DO YOU NEED PLUMBING?
Be clear from the outset what you’re going to use your shed for. A shed for incidental use, such as hobbies, won’t usually need planning permission. But you may decide a sink would be useful if you are using the space for painting, DIY projects or would simply like to be able to make a cup of tea without trekking to the house. Adding plumbing will trigger the need for planning permission. Building regs don’t normally come into play as long as the shed has no sleeping accommodation. If you’re unsure, get advice from a builder and local planners. Find useful info on extrarooms.co.uk.
PICK A PAINT THEME
Take time to consider how the shed sits in its location. Do you want it to be a focal point of the garden or to be as inconspicuous as possible?

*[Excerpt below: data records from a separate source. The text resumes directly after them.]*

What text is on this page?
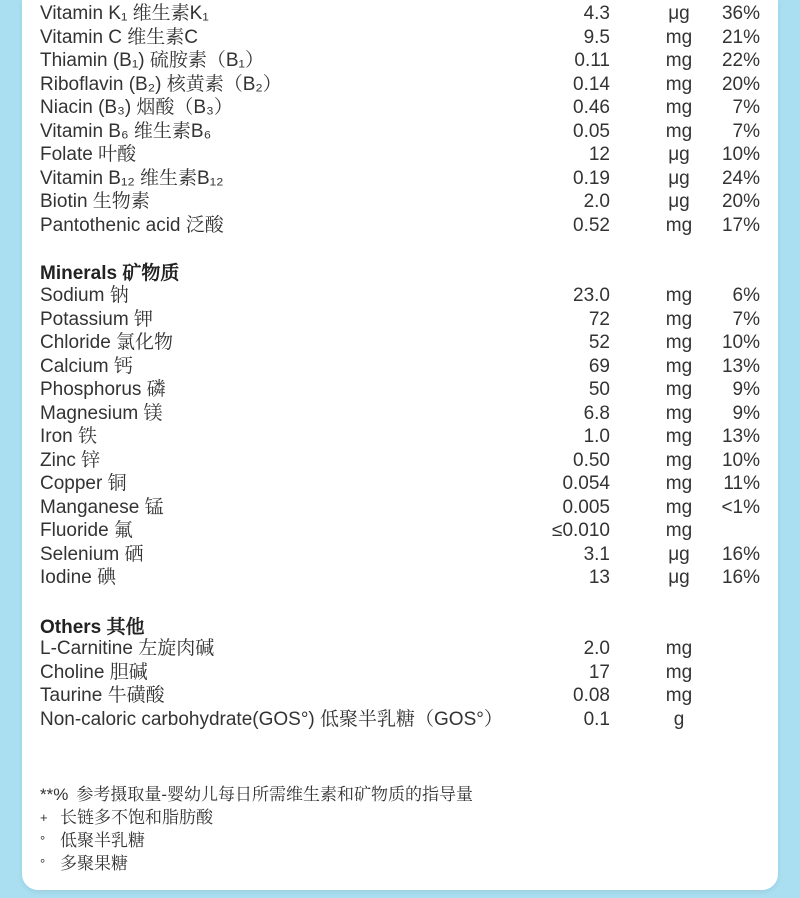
Vitamin K₁ 维生素K₁	4.3	μg	36%
Vitamin C 维生素C	9.5	mg	21%
Thiamin (B₁) 硫胺素（B₁）	0.11	mg	22%
Riboflavin (B₂) 核黄素（B₂）	0.14	mg	20%
Niacin (B₃) 烟酸（B₃）	0.46	mg	7%
Vitamin B₆ 维生素B₆	0.05	mg	7%
Folate 叶酸	12	μg	10%
Vitamin B₁₂ 维生素B₁₂	0.19	μg	24%
Biotin 生物素	2.0	μg	20%
Pantothenic acid 泛酸	0.52	mg	17%
Minerals 矿物质
Sodium 钠	23.0	mg	6%
Potassium 钾	72	mg	7%
Chloride 氯化物	52	mg	10%
Calcium 钙	69	mg	13%
Phosphorus 磷	50	mg	9%
Magnesium 镁	6.8	mg	9%
Iron 铁	1.0	mg	13%
Zinc 锌	0.50	mg	10%
Copper 铜	0.054	mg	11%
Manganese 锰	0.005	mg	<1%
Fluoride 氟	≤0.010	mg
Selenium 硒	3.1	μg	16%
Iodine 碘	13	μg	16%
Others 其他
L-Carnitine 左旋肉碱	2.0	mg
Choline 胆碱	17	mg
Taurine 牛磺酸	0.08	mg
Non-caloric carbohydrate(GOS°) 低聚半乳糖（GOS°）	0.1	g
**% 参考摄取量-婴幼儿每日所需维生素和矿物质的指导量
+ 长链多不饱和脂肪酸
° 低聚半乳糖
° 多聚果糖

Do you want it to reflect the decorating scheme in your home or opt for something completely different? Bright colours are ideal for creating a wow moment, whereas forest tones will help your shed blend in with planting. But really when it comes to decorating, anything goes. “Every trend that you see in the interiors world is reflected in sheds,” says Sally Coulthard. If you’re doing up a shed you’ve had for a while, use a fungicidal wash to remove any algae, lichen or moss, and if the wood has previously been stained, painted or varnished it should ideally be stripped back to a bare state. Paint the shed with a couple of coats of a dedicated product such as Cuprinol Garden Shades, £15 for 2.5 litres, from Homebase, which comes in bright colours such as Pink Honeysuckle and Zingy Lime as well as on-trend neutral tones such as Urban Slate. It can be sprayed on to save time and make the job easier. Alternatively, Homebase’s own Home of Colour Garden Colour range costs £12 for 2.5 litres. Add some scented climbers such as jasmine, supported by tensioned wires, to soften the look, particularly if you want your shed to blend in. When it comes to painting the interior of the shed, it’s a good idea to stick with a neutral paint scheme – if you go for something bold then change your mind once you’re in, that means a lot of upheaval if you want to redecorate.
PROTECT YOUR ASSETS
Check if your shed needs to be added to your buildings insurance policy. Most policies cover outbuildings against fire, vandalism or damage to the structure, but you may need to add to the cover. Avoid keeping valuables such as your laptop out there. Tot up the cost of replacing items such as furniture or gym equipment and you may find you need extra home contents cover, too. For lower premiums, it helps if house-quality windows and doors with key-operated locks are installed, with an alarm and security lights.